Mr. Blair and his ministers hope the relaxation of the drinking laws will lead to a European-style cafe culture in which patrons linger for hours over a bottle of wine as in Paris or Rome, or a couple of steins of beer as they do in Berlin.

But police, judges, doctors and other critics fear they will, instead, get a quantum leap in the binge drinking that -- along with loutish behavior, street fighting and related crimes -- already plagues the land.

Even Mr. Blair's culture secretary, Tessa Jowell, who helped spearhead the changes in the licensing laws through Parliament, concedes that, "Yes, you may see a rise in violent alcohol-related crime."

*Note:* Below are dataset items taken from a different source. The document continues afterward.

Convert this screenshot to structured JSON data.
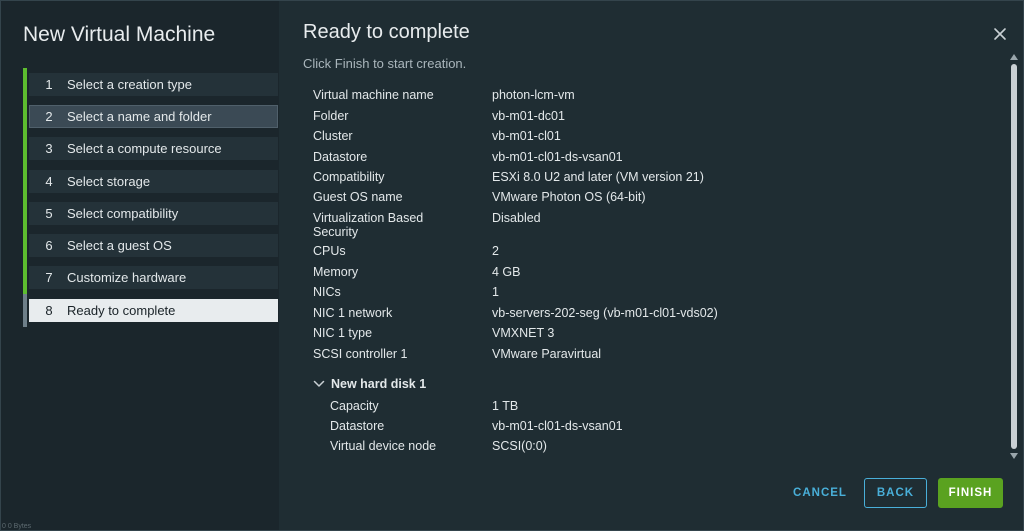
{
  "dialog": {
    "title": "New Virtual Machine",
    "corner_text": "0 0 Bytes"
  },
  "steps": [
    {
      "num": "1",
      "label": "Select a creation type"
    },
    {
      "num": "2",
      "label": "Select a name and folder"
    },
    {
      "num": "3",
      "label": "Select a compute resource"
    },
    {
      "num": "4",
      "label": "Select storage"
    },
    {
      "num": "5",
      "label": "Select compatibility"
    },
    {
      "num": "6",
      "label": "Select a guest OS"
    },
    {
      "num": "7",
      "label": "Customize hardware"
    },
    {
      "num": "8",
      "label": "Ready to complete"
    }
  ],
  "page": {
    "title": "Ready to complete",
    "subtitle": "Click Finish to start creation."
  },
  "summary": [
    {
      "key": "Virtual machine name",
      "value": "photon-lcm-vm"
    },
    {
      "key": "Folder",
      "value": "vb-m01-dc01"
    },
    {
      "key": "Cluster",
      "value": "vb-m01-cl01"
    },
    {
      "key": "Datastore",
      "value": "vb-m01-cl01-ds-vsan01"
    },
    {
      "key": "Compatibility",
      "value": "ESXi 8.0 U2 and later (VM version 21)"
    },
    {
      "key": "Guest OS name",
      "value": "VMware Photon OS (64-bit)"
    },
    {
      "key": "Virtualization Based Security",
      "value": "Disabled"
    },
    {
      "key": "CPUs",
      "value": "2"
    },
    {
      "key": "Memory",
      "value": "4 GB"
    },
    {
      "key": "NICs",
      "value": "1"
    },
    {
      "key": "NIC 1 network",
      "value": "vb-servers-202-seg (vb-m01-cl01-vds02)"
    },
    {
      "key": "NIC 1 type",
      "value": "VMXNET 3"
    },
    {
      "key": "SCSI controller 1",
      "value": "VMware Paravirtual"
    }
  ],
  "disk": {
    "header": "New hard disk 1",
    "rows": [
      {
        "key": "Capacity",
        "value": "1 TB"
      },
      {
        "key": "Datastore",
        "value": "vb-m01-cl01-ds-vsan01"
      },
      {
        "key": "Virtual device node",
        "value": "SCSI(0:0)"
      }
    ]
  },
  "buttons": {
    "cancel": "CANCEL",
    "back": "BACK",
    "finish": "FINISH"
  },
  "colors": {
    "accent_green": "#5aa220",
    "link_blue": "#49afd9",
    "progress_green": "#5dbd2f"
  },
  "icons": {
    "close": "close-icon",
    "disk_toggle": "chevron-down-icon"
  }
}
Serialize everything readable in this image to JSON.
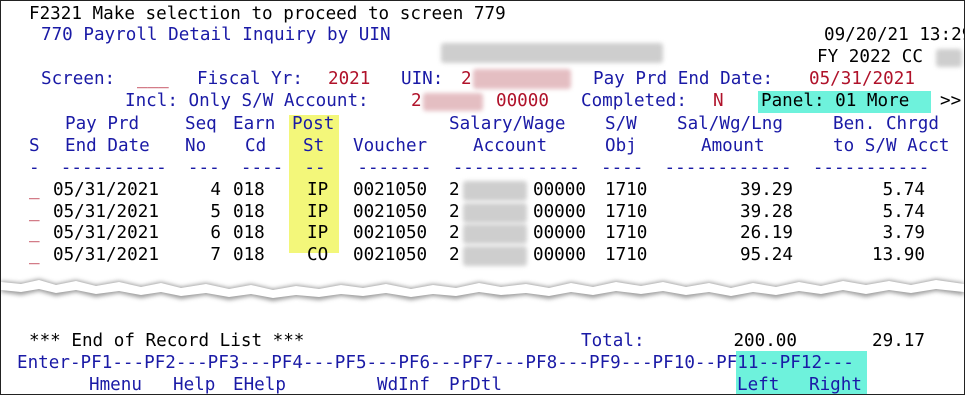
{
  "header": {
    "message": "F2321 Make selection to proceed to screen 779",
    "screen_title": "770 Payroll Detail Inquiry by UIN",
    "datetime": "09/20/21 13:29",
    "fy_cc": "FY 2022 CC"
  },
  "selection": {
    "screen_label": "Screen:",
    "screen_value": "___",
    "fiscal_yr_label": "Fiscal Yr:",
    "fiscal_yr_value": "2021",
    "uin_label": "UIN:",
    "uin_value_visible": "2",
    "pay_prd_end_label": "Pay Prd End Date:",
    "pay_prd_end_value": "05/31/2021",
    "incl_label": "Incl: Only S/W Account:",
    "incl_account_visible": "2",
    "incl_account_suffix": "00000",
    "completed_label": "Completed:",
    "completed_value": "N",
    "panel_label": "Panel: 01 More",
    "more_arrows": ">>"
  },
  "table": {
    "headers_line1": {
      "pay_prd": "Pay Prd",
      "seq": "Seq",
      "earn": "Earn",
      "post": "Post",
      "salary_wage": "Salary/Wage",
      "sw": "S/W",
      "sal_wg_lng": "Sal/Wg/Lng",
      "ben_chrgd": "Ben. Chrgd"
    },
    "headers_line2": {
      "s": "S",
      "end_date": "End Date",
      "no": "No",
      "cd": "Cd",
      "st": "St",
      "voucher": "Voucher",
      "account": "Account",
      "obj": "Obj",
      "amount": "Amount",
      "to_sw_acct": "to S/W Acct"
    },
    "dash_line": "-  ----------  ---  ----  --   -------  ------------  ----  ------------  -----------",
    "rows": [
      {
        "sel": "_",
        "end_date": "05/31/2021",
        "seq": "4",
        "earn": "018",
        "post": "IP",
        "voucher": "0021050",
        "acct_prefix": "2",
        "acct_suffix": "00000",
        "obj": "1710",
        "amount": "39.29",
        "ben": "5.74"
      },
      {
        "sel": "_",
        "end_date": "05/31/2021",
        "seq": "5",
        "earn": "018",
        "post": "IP",
        "voucher": "0021050",
        "acct_prefix": "2",
        "acct_suffix": "00000",
        "obj": "1710",
        "amount": "39.28",
        "ben": "5.74"
      },
      {
        "sel": "_",
        "end_date": "05/31/2021",
        "seq": "6",
        "earn": "018",
        "post": "IP",
        "voucher": "0021050",
        "acct_prefix": "2",
        "acct_suffix": "00000",
        "obj": "1710",
        "amount": "26.19",
        "ben": "3.79"
      },
      {
        "sel": "_",
        "end_date": "05/31/2021",
        "seq": "7",
        "earn": "018",
        "post": "CO",
        "voucher": "0021050",
        "acct_prefix": "2",
        "acct_suffix": "00000",
        "obj": "1710",
        "amount": "95.24",
        "ben": "13.90"
      }
    ]
  },
  "footer": {
    "end_of_list": "*** End of Record List ***",
    "total_label": "Total:",
    "total_amount": "200.00",
    "total_ben": "29.17",
    "pf_keys": [
      "Enter-PF1---PF2---PF3---PF4---PF5---PF6---PF7---PF8---PF9---",
      "PF10--PF11",
      "--PF12---"
    ],
    "pf_labels": {
      "hmenu": "Hmenu",
      "help": "Help",
      "ehelp": "EHelp",
      "wdinf": "WdInf",
      "prdtl": "PrDtl",
      "left": "Left",
      "right": "Right"
    }
  },
  "colors": {
    "field_blue": "#1a1aa6",
    "value_red": "#b0122a",
    "highlight_yellow": "#f3f77a",
    "highlight_cyan": "#6ef2dc"
  }
}
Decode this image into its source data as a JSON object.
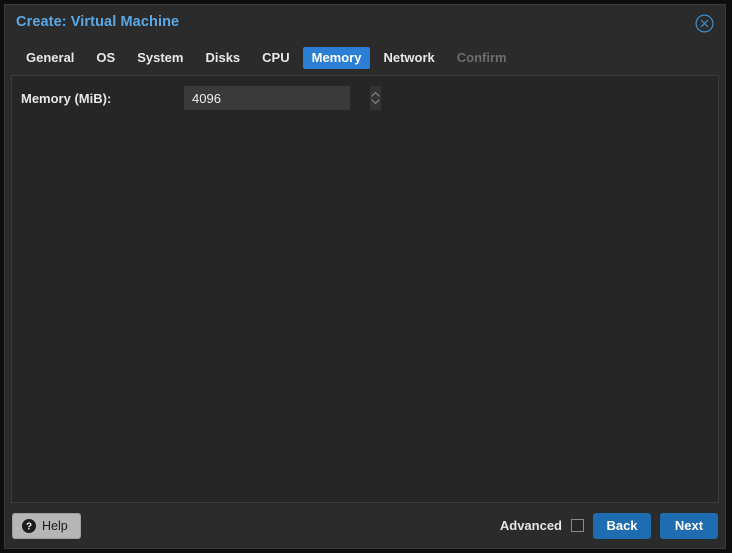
{
  "dialog": {
    "title": "Create: Virtual Machine",
    "close_icon": "close-circle-icon"
  },
  "tabs": [
    {
      "label": "General",
      "state": "normal"
    },
    {
      "label": "OS",
      "state": "normal"
    },
    {
      "label": "System",
      "state": "normal"
    },
    {
      "label": "Disks",
      "state": "normal"
    },
    {
      "label": "CPU",
      "state": "normal"
    },
    {
      "label": "Memory",
      "state": "active"
    },
    {
      "label": "Network",
      "state": "normal"
    },
    {
      "label": "Confirm",
      "state": "disabled"
    }
  ],
  "form": {
    "memory_label": "Memory (MiB):",
    "memory_value": "4096",
    "spinner_up_icon": "chevron-up-icon",
    "spinner_down_icon": "chevron-down-icon"
  },
  "footer": {
    "help_label": "Help",
    "help_icon": "question-circle-icon",
    "advanced_label": "Advanced",
    "advanced_checked": false,
    "back_label": "Back",
    "next_label": "Next"
  },
  "colors": {
    "accent_blue": "#2a7fd4",
    "button_blue": "#1f6cb0",
    "title_blue": "#5aa9e6",
    "dialog_bg": "#2b2b2b",
    "content_bg": "#262626",
    "input_bg": "#3a3a3a",
    "help_bg": "#b6b6b6"
  }
}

Her ministerial colleague, Home Secretary Charles Clarke, suggested that, far from leisurely sipping glasses of Beaujolais around an outdoor table late in the evening, Britons may take years to overcome their penchant for binge drinking.

The British love affair with beer and bottled spirits is anchored deep in history, and it became a matter of national security during World War I, when Prime Minister David Lloyd George found himself faced with the problem of munitions workers lingering in bars instead of turning out bullets and bombs for the war effort.

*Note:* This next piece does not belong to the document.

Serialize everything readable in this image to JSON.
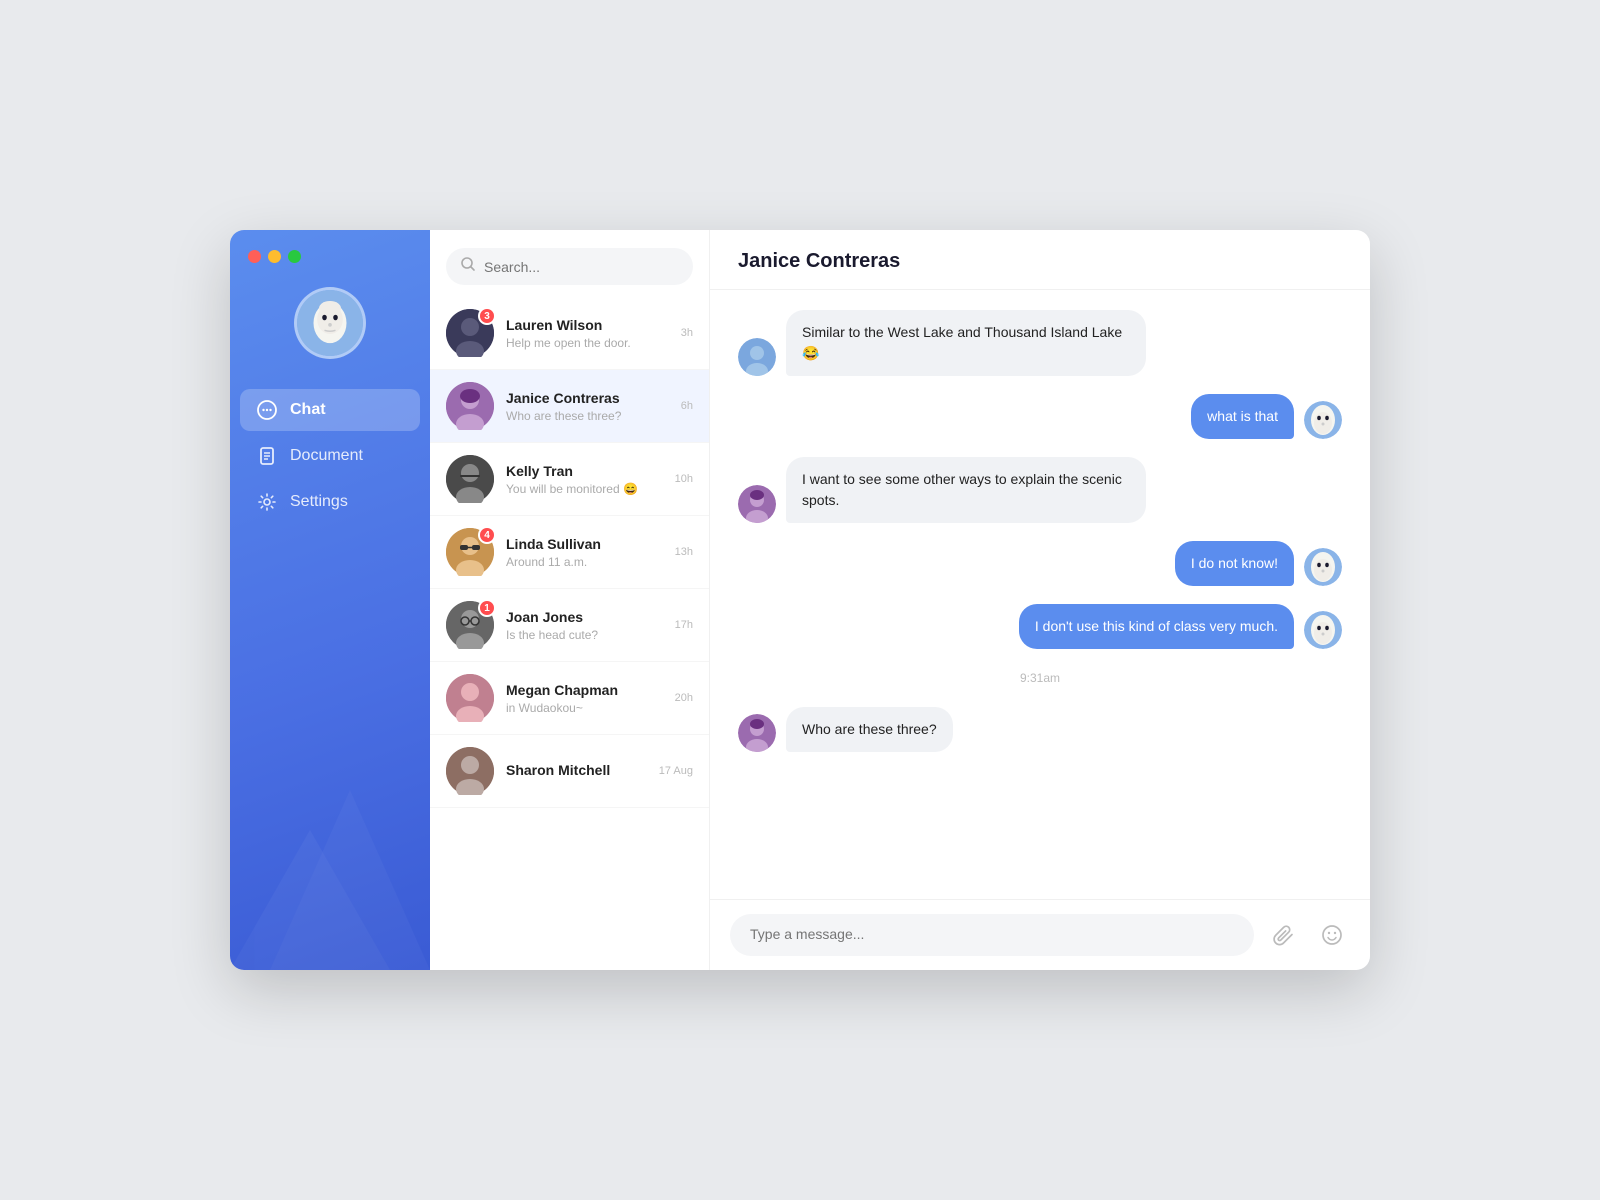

Britain, the exasperated prime minister said, was "fighting Germans, Austrians and Drink -- and as far as I can see, the greatest of these foes is Drink."

Resulting legislation reduced the strength of beer, banned the buying of rounds in public houses and sharply restricted pub hours -- laws that remained on the books until the dying days of the 20th century.

The relaxed licensing that comes into effect Thursday amounts to the biggest overhaul in legalized drinking in Britain since those dark days of World War I.

Barely a month ago, Licensing Minister James Purnell insisted that "little evidence exists of more than a handful of bars and clubs applying for 24-hour licensing." But the "handful" has grown rapidly, to more than 700 and is climbing.

In addition, thousands of other pubs, hotels and inns have been granted permission to extend their hours by an hour or two beyond the traditional 11 p.m. closing time.

"What is clear," said Member of Parliament Theresa May, the opposition Conservative Party's culture spokeswoman, "is that the government is heading blindly into a dangerous world of 24-hour drinking. There is clearly chaos."

The Blair government also has begun a $4.35 million campaign to try to combat drunken behavior -- including a poster campaign threatening drinkers with $140 on-the-spot fines if they misbehave.

But police are not convinced such measures will be effective. Glyn Smith, chairman of the Metropolitan Police Federation, told journalists "extended hours are going to make life exceedingly more difficult" for the nation's police officers.

The Blair government remains adamant. Changing Britain's drinking habits "will take a long time," Mr. Clarke said, "but we have got to take that first step. It's a long journey, but that is what we are doing."

That argument doesn't wash with Nottinghamshire police Chief Constable Steve Green. "If we want a continental cafe culture," he said, "build cafes. If we want 24 hours of hell, let's keep on the way we are going."